Music and Football (II) - Representation
To people who aren’t interested in football, the way the initiates talk about it can seem completely full of meaningless jargon. How can it possibly be this complicated, all for the sake of putting a ball in a net at either end of a field? I love it, but it does undoubtedly seem pretty hilarious when people say things like “United will never get anywhere playing 5-3-2 without a genuine box-to-box engine in the midfield, and wing-backs who cut inside far too often. They keep getting too narrow so there’s no service to the lads up top.” I’ve made it up, obviously, but it makes sense - that is, unless it doesn’t.
Today I thought I’d dig into one of the particularly strange things about football-talk, which is the way people who ‘know’ seem to find it extremely intuitive to talk about ‘formations’ and ‘setups’ among 22 quite freely-moving agents as though they were static configurations. What I mean is the way a football fan can probably identify whether a team is playing 4-4-2 within a few seconds of watching a game kick off, despite the fact that the players are in constant motion. There is no real sense in which these configurations are defined concretely in space; they are relative positionings, simplified into a lower-resolution conceptual framework. It doesn’t really map onto what watching a game looks like - it’s a bit more like drawing constellations onto an array of stars in the night sky. It structures our experience, and helps us to make sense of it by generating patterns at various levels. When we use simplifications like 4-4-2 or 5-3-2 to explain average (or imagined) positionings, it’s not that we think that’s a true representation, but it provides a basic framework that allows us to conceive of more complicated interactions further down the chain. I can’t claim this for everyone, but this is a big part of my enjoyment of (or frustration with) the beautiful game. Without those codes, we’d have no way of communicating about these potential behaviours, because it’s impossible to get past the initial complexity. People who don’t like football often experience bafflement followed by boredom, and I think this is partly because of the information overload experienced when you don’t have a mechanism to prioritize one’s attention, see patterns, and thus reduce complexity.

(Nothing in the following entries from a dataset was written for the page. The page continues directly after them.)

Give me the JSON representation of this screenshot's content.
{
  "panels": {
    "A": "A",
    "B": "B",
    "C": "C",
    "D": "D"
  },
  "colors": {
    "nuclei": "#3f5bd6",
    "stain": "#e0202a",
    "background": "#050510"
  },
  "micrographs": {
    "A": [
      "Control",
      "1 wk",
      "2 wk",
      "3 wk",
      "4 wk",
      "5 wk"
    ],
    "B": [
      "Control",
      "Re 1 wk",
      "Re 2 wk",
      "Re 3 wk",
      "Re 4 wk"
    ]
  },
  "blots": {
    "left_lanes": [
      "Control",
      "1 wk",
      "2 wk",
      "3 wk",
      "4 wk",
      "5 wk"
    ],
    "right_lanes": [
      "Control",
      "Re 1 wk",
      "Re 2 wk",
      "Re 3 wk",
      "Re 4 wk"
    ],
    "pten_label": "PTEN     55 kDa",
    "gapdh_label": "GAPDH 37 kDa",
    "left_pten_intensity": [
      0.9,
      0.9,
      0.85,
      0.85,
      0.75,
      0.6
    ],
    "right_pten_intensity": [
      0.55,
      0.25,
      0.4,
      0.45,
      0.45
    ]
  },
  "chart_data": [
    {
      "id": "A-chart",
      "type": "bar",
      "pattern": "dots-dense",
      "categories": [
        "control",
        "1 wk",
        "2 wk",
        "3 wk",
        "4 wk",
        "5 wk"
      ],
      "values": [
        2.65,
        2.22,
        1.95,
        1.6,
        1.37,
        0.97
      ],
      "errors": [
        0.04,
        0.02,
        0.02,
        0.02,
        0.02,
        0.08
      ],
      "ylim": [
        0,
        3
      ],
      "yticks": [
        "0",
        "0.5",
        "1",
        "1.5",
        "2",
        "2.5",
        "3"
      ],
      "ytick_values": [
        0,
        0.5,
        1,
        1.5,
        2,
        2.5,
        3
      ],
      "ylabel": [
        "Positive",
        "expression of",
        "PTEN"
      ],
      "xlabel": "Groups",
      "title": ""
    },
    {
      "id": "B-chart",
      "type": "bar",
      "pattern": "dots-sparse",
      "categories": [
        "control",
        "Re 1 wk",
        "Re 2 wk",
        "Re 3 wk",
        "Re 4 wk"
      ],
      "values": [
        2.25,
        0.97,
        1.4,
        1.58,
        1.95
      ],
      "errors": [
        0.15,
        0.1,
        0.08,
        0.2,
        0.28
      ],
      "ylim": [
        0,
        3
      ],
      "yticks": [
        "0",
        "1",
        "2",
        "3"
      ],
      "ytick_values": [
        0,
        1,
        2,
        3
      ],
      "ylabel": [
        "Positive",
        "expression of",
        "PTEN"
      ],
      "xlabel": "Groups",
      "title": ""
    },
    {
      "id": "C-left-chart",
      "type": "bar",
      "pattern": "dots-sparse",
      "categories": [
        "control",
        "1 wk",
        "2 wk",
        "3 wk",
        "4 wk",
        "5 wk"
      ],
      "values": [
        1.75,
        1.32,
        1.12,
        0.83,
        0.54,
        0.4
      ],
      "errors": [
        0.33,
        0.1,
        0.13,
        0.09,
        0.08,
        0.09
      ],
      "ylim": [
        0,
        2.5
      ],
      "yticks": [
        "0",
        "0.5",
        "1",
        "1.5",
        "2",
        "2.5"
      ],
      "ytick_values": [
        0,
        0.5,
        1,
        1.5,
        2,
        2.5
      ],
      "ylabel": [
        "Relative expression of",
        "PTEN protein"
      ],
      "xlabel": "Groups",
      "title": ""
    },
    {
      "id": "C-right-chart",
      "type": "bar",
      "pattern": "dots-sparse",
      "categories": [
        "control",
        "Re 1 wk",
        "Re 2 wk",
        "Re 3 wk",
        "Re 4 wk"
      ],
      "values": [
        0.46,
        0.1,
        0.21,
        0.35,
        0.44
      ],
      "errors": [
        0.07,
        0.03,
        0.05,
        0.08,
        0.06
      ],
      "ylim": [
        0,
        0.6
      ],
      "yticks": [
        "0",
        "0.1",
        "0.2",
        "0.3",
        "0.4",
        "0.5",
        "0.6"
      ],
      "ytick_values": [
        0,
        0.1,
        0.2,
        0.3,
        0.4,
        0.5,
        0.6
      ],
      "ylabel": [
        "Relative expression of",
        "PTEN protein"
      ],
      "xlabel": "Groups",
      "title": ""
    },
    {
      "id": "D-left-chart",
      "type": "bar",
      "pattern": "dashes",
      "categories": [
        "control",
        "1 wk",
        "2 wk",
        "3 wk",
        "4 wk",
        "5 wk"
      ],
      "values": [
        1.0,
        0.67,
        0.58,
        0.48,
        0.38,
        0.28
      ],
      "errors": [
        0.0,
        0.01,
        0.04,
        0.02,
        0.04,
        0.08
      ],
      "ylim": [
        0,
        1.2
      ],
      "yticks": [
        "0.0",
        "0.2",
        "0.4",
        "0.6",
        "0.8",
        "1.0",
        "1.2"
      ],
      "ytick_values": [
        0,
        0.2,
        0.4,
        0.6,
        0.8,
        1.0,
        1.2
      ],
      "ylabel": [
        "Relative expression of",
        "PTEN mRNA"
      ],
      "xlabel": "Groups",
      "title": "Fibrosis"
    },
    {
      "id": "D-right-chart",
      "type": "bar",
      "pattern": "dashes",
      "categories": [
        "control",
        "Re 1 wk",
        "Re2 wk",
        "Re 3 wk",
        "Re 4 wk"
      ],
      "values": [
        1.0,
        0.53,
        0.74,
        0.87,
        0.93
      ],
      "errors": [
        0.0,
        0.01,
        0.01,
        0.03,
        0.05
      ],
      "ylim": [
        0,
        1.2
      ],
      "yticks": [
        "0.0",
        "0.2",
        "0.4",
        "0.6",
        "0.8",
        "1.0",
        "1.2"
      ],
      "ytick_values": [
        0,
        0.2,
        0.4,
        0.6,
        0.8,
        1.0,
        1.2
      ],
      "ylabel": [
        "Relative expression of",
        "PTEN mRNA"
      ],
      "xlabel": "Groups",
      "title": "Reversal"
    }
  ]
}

The idea of taking a complicated set of things - in this case, the independent behaviour of 11 individual players - and reducing them to a functionally useful but literally inaccurate representation, is obviously incredibly powerful. It’s quite a high level example of the human mind’s ability to use abstraction, widely regarded as one of the biggest reasons for our species’ success. (Philosopher Daniel Dennett has argued that such ‘thinking tools’ or ‘cranes’ played a role in the evolution of conscious agents in the first place). It’s not a small thing, then, and it’s everywhere - including music.
When we listen to or perform music, we are doing many of the same things as our United fan: we simplify, generalise, create low-resolution symbolic representations, build shared languages (including regional conventions and preferences within them), and generally build impressively integrated frameworks that leave a lot of wiggle room in their specific implementation. Is it going too far to say that musicians and football teams both have their own ‘styles’? If it’s true - and I think it is - that assertion can be understood in both cases as a pretty high-level, culturally layered representation of complex behaviour, behaviour that requires initiation fully to understand both the content and the consequences of. Another fun analogy is to think of musical notation as being like a football coach’s whiteboard. (You know the ones, where there are 22 little magnetic markers that each represent a player, and that you move around to show tactics). Everyone knows it’s not the game itself, because it gets nowhere near the complexity of the interactions, whether real or potential. The contingencies are not picked up well by the whiteboard, but they don’t all have to be. What it does is provide a structure that approximates a particular situation, specifying only the most important aspects of the positional relationships at that moment, while at the same time leaving considerable space for divergence in the actual details of execution. (For instance, body position, momentum, footedness, build etc.) It targets its priorities at a certain level of abstraction, usually tending towards the strategic or tactical, which play out over relatively large spans of time. For other things, you use different representations.
One of the main functions of the football coach’s whiteboard, then, is to train the imagination to look for the most effective possibilities, in response to certain structural configurations, and to distribute those common responses among a group of individuals in the same way. Sound familiar? (As I said, we humans are really good at this stuff). Similarly, musical scores are pitched at quite variable levels of abstraction and specificity, according to how they’re going to be used, and according to the conventions of known users. As England manager, if you try to play a hyper-intense, pedal-to-the-metal, Premier League style of football in an international match against Spain, it’s likely not to go very well. I know that not only because I’ve got an idea of some basic horizons, tactical expectations and cultural tendencies, but because I have a low-resolution conceptual model of the trade-offs. For the same reasons, insisting on complete textual literalism in the performance of under-notated Renaissance polyphony - e.g. “lose the dynamic inflection, it’s not stipulated in the score” - is almost certainly a terrible idea. While you might not technically be able to ‘lose’ at music, insisting on this model means it’s obviously not going to be as effective or as imaginative an experience as it could be. That’s because of some serious misalignments between the kind of abstraction/representation, its purpose, and the local & cultural knowledge that you need to make sense of it.